In every respect, Rashid is the first global superstar from an emerging cricket nation. The likes of Mohammad Nabi, his Hyderabad teammate, helped put Afghan cricket on the map, but it’s Rashid’s skill that has been instrumental in their acceptance at the top table.
By the time Sri Lanka got Test status in 1982, Duleep Mendis and Roy Dias were widely recognized as world-class batsmen. Zimbabwe’s promotion up the ranks was largely due to the all-round prowess of Duncan Fletcher at the World Cup in 1983 and a marvellous innings from Dave Houghton four years later. But none of them had millions watching their every move.
Rashid’s success will also inspire young men like Sandeep Lamichhane, who made a tremendous impact in the latter part of the season with Delhi Daredevils. Another gifted leggie with a beautiful action, Lamichhane knows that such displays can put Nepal cricket under the spotlight as he and the national team seek to mimic Afghanistan’s progress.

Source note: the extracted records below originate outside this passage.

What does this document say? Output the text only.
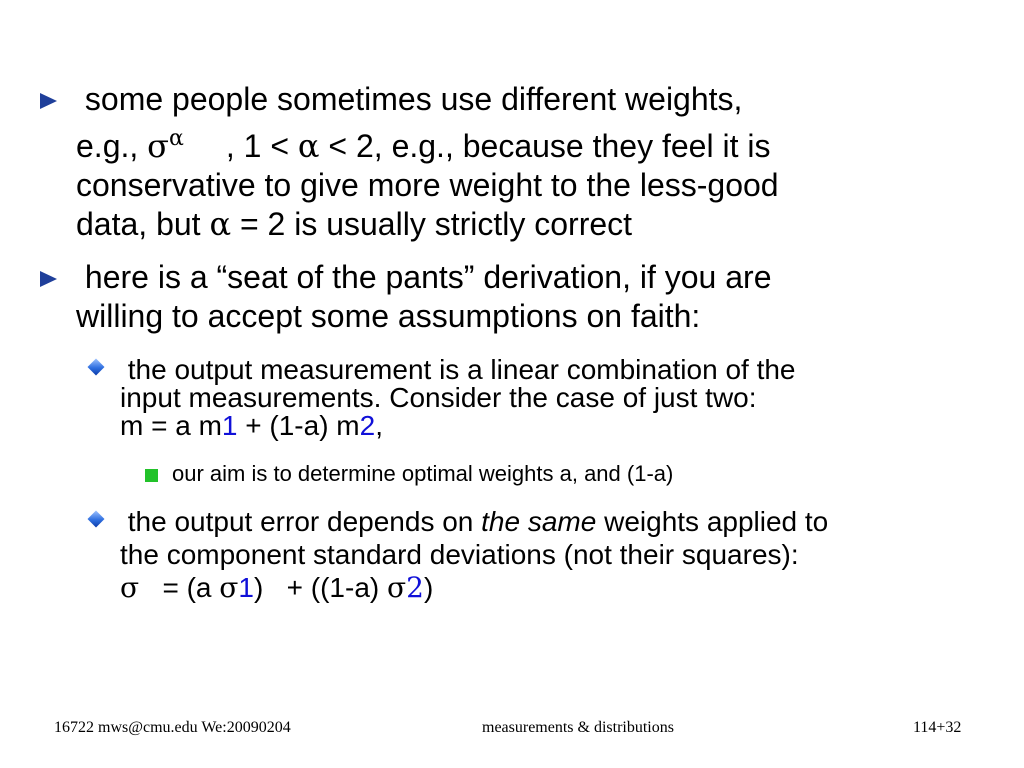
some people sometimes use different weights,
e.g., $\sigma^\alpha$ , 1 < α < 2, e.g., because they feel it is
conservative to give more weight to the less-good
data, but α = 2 is usually strictly correct
here is a “seat of the pants” derivation, if you are
willing to accept some assumptions on faith:
the output measurement is a linear combination of the
input measurements. Consider the case of just two:
m = a m1 + (1-a) m2,
our aim is to determine optimal weights a, and (1-a)
the output error depends on the same weights applied to
the component standard deviations (not their squares):
σ   = (a σ1)   + ((1-a) σ2)
16722 mws@cmu.edu We:20090204	measurements & distributions	114+32
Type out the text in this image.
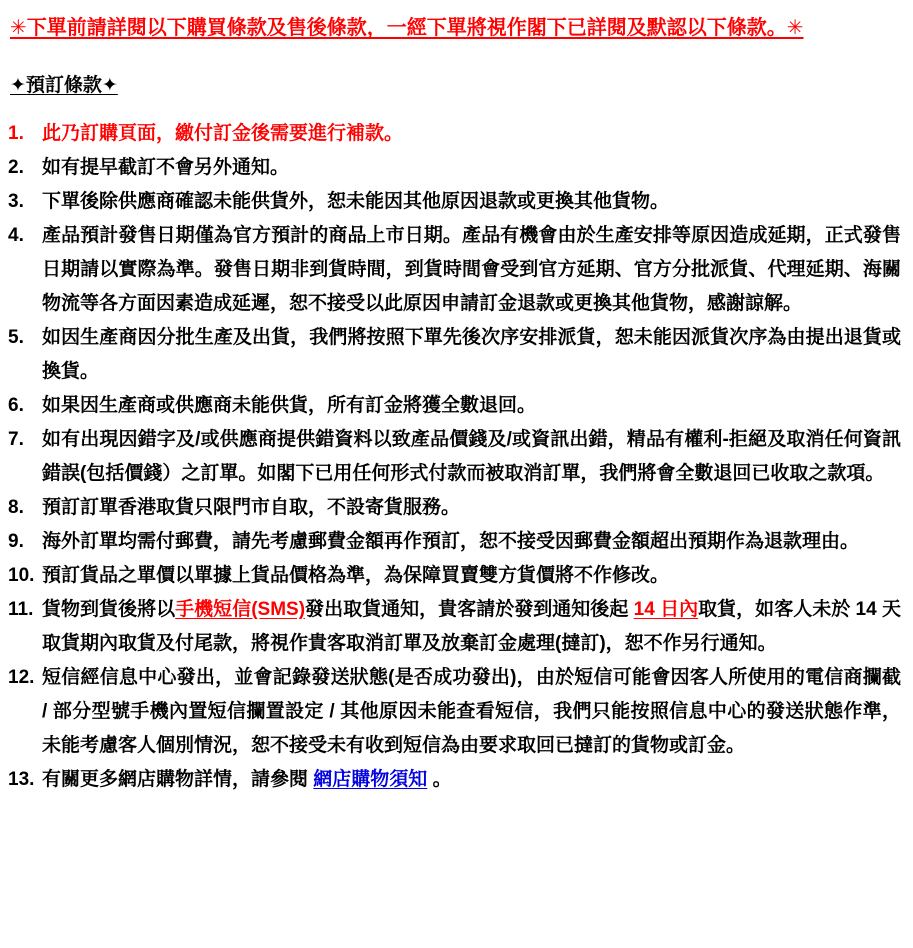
✳下單前請詳閱以下購買條款及售後條款，一經下單將視作閣下已詳閱及默認以下條款。✳
✦預訂條款✦
1. 此乃訂購頁面，繳付訂金後需要進行補款。
2. 如有提早截訂不會另外通知。
3. 下單後除供應商確認未能供貨外，恕未能因其他原因退款或更換其他貨物。
4. 產品預計發售日期僅為官方預計的商品上市日期。產品有機會由於生產安排等原因造成延期，正式發售日期請以實際為準。發售日期非到貨時間，到貨時間會受到官方延期、官方分批派貨、代理延期、海關物流等各方面因素造成延遲，恕不接受以此原因申請訂金退款或更換其他貨物，感謝諒解。
5. 如因生產商因分批生產及出貨，我們將按照下單先後次序安排派貨，恕未能因派貨次序為由提出退貨或換貨。
6. 如果因生產商或供應商未能供貨，所有訂金將獲全數退回。
7. 如有出現因錯字及/或供應商提供錯資料以致產品價錢及/或資訊出錯，精品有權利-拒絕及取消任何資訊錯誤(包括價錢）之訂單。如閣下已用任何形式付款而被取消訂單，我們將會全數退回已收取之款項。
8. 預訂訂單香港取貨只限門市自取，不設寄貨服務。
9. 海外訂單均需付郵費，請先考慮郵費金額再作預訂，恕不接受因郵費金額超出預期作為退款理由。
10. 預訂貨品之單價以單據上貨品價格為準，為保障買賣雙方貨價將不作修改。
11. 貨物到貨後將以手機短信(SMS)發出取貨通知，貴客請於發到通知後起 14 日內取貨，如客人未於 14 天取貨期內取貨及付尾款，將視作貴客取消訂單及放棄訂金處理(撻訂)，恕不作另行通知。
12. 短信經信息中心發出，並會記錄發送狀態(是否成功發出)，由於短信可能會因客人所使用的電信商攔截 / 部分型號手機內置短信攔置設定 / 其他原因未能查看短信，我們只能按照信息中心的發送狀態作準，未能考慮客人個別情況，恕不接受未有收到短信為由要求取回已撻訂的貨物或訂金。
13. 有關更多網店購物詳情，請參閱 網店購物須知 。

For a long time, Indian cricket board officials scoffed at the notion of players from such countries playing in the IPL. Now, after a season in which Rashid, Lamichhane and Mujeeb Zadran, the 17-year-old prodigy from Afghanistan, have all starred, it’s only a matter of time before the franchises spread their scouting nets even wider.
For Rashid, there’s the small matter of Afghanistan’s inaugural Test as well, a fortnight after the end of the IPL. India will be without Virat Kohli, and it’s probably safe to say that they won’t be dishing out a square turner to greet the new boys. Rashid’s prowess should see to that.